9:30 AM - 9:45 AM
[SMP40-02] Oxygen isotope evidence for growth of zircon in metacarbonate rocks from Sør Rondane Mountains, East Antarctica
Keywords:zircon, oxygen isotope, Antarctica
In contrast to the typical sedimentary O and C isotopic composition, low concentrations for mobile trace elements and flat REE patterns for pure metacarbonates, the impure metacarbonates have heterogeneous O and C isotopic compositions, high concentrations of mobile elements and LREE enriched patterns. These together with the presence of hydrous minerals in impure metacarbonates suggest that they have been affected extensively by fluid infiltration events. Petrographic observations revealed that zircon is abundant. Superficially the grains appear detrital, but CL imaging revealed textures consistent with metamorphic growth. SHRIMP analyses of zircons in three impure metacarbonate rocks gave well defined tight concordia U-Pb zircon ages of 545 +/- 1 Ma (n=55), 546+/- 2 Ma (n=33) and 549 +/- 2 Ma (n=58), younger than the peak metamorphism of the SRMs.
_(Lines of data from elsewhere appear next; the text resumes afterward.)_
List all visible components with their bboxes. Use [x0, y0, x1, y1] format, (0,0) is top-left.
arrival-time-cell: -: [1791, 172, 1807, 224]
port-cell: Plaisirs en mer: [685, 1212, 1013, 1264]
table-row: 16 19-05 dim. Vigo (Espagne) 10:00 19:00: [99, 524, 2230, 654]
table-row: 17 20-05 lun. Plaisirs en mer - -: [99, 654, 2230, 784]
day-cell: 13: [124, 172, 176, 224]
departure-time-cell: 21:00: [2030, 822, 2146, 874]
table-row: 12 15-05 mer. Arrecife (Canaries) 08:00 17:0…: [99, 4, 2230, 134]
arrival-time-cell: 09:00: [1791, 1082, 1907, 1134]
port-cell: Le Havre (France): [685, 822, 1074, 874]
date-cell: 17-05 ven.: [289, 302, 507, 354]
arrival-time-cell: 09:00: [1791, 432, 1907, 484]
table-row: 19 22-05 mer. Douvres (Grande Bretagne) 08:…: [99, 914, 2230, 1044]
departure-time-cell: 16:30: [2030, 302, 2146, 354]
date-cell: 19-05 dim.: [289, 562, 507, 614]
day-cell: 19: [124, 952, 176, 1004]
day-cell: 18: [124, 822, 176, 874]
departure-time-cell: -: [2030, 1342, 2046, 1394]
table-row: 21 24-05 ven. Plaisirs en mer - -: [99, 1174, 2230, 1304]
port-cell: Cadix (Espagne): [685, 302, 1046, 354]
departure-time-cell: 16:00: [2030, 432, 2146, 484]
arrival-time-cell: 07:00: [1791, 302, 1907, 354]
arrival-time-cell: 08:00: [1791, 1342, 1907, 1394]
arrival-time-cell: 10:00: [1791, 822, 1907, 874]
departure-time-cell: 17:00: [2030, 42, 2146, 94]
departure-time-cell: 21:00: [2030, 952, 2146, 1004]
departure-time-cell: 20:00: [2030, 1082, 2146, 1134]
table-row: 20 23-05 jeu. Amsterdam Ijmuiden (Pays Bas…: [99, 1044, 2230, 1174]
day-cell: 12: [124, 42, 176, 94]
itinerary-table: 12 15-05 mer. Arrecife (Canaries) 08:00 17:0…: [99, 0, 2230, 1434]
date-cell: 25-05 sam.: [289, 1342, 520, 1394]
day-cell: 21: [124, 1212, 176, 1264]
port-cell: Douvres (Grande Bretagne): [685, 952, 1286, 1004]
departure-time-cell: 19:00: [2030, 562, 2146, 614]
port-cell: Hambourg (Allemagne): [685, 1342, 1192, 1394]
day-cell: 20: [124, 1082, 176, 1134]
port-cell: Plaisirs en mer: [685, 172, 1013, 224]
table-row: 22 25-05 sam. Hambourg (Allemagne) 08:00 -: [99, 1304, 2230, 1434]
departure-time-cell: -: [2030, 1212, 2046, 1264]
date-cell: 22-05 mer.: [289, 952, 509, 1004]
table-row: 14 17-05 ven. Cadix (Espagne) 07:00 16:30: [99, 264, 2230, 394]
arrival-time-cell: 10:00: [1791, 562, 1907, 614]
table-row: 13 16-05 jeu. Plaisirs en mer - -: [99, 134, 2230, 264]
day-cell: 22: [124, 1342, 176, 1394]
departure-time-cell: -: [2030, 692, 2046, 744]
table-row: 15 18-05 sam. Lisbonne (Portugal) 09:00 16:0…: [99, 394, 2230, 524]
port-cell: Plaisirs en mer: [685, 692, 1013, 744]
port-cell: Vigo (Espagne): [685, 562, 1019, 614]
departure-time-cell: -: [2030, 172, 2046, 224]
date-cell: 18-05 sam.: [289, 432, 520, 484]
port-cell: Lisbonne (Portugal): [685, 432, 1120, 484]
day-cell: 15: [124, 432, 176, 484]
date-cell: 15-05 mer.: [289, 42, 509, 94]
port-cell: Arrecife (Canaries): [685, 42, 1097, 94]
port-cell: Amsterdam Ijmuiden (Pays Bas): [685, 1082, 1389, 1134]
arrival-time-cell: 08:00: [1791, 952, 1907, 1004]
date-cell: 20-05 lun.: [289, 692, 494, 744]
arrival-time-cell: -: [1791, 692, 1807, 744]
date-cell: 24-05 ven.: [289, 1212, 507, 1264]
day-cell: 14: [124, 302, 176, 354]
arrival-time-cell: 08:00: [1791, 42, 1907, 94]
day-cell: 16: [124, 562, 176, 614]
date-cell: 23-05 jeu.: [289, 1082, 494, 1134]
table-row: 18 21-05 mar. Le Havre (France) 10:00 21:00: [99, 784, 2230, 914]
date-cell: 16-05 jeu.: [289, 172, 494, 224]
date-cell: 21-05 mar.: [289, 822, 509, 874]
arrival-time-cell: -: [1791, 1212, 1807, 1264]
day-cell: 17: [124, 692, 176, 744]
Oxygen analyses of dolomite/calcite and zircon in these rocks yielded interesting results—high d18O(SMOW) for zircon of about 23.4‰, and 24‰ in the surrounding dolomite. Similar to the previous reports on high oxygen isotope ratios for zircons in metacarbonate rocks from Sri Lanka and Myanmar [5], the zircons in the Sør Rondane impure metacarbonate rocks have not only re-equilibrated with the U-Pb system at c.550 Ma, but also for the oxygen isotopes with the surrounding carbonate minerals. Based on the evidence from oxygen isotopes, we suggest the possibility of oxygen isotope equilibration between zircon and carbonate and total dissolution-reprecipitation of zircons in metacarbonate rocks during the last stage of fluid infiltration coeval with the granitic activity. We also discuss the possible role of alkaline Ca-bearing fluids that might have been instrumental for the recrystallization process of zircon in metacarbonate rocks.
References: [1] Osanai et al. (2013) Precambrian Research, 234 8-29. [2] Hokada et al. (2013) Precambrian Research 234, 183-209. [3] Otsuji et al. (2013) Precambrian Research 234, 257-278. [4] Otsuji et al. (2016) Journal of Mineralogical and Petrological Sciences (in press). [5] Cavosie et al. (2011) Contributions to Mineralogy and Petrology 162, 961–974.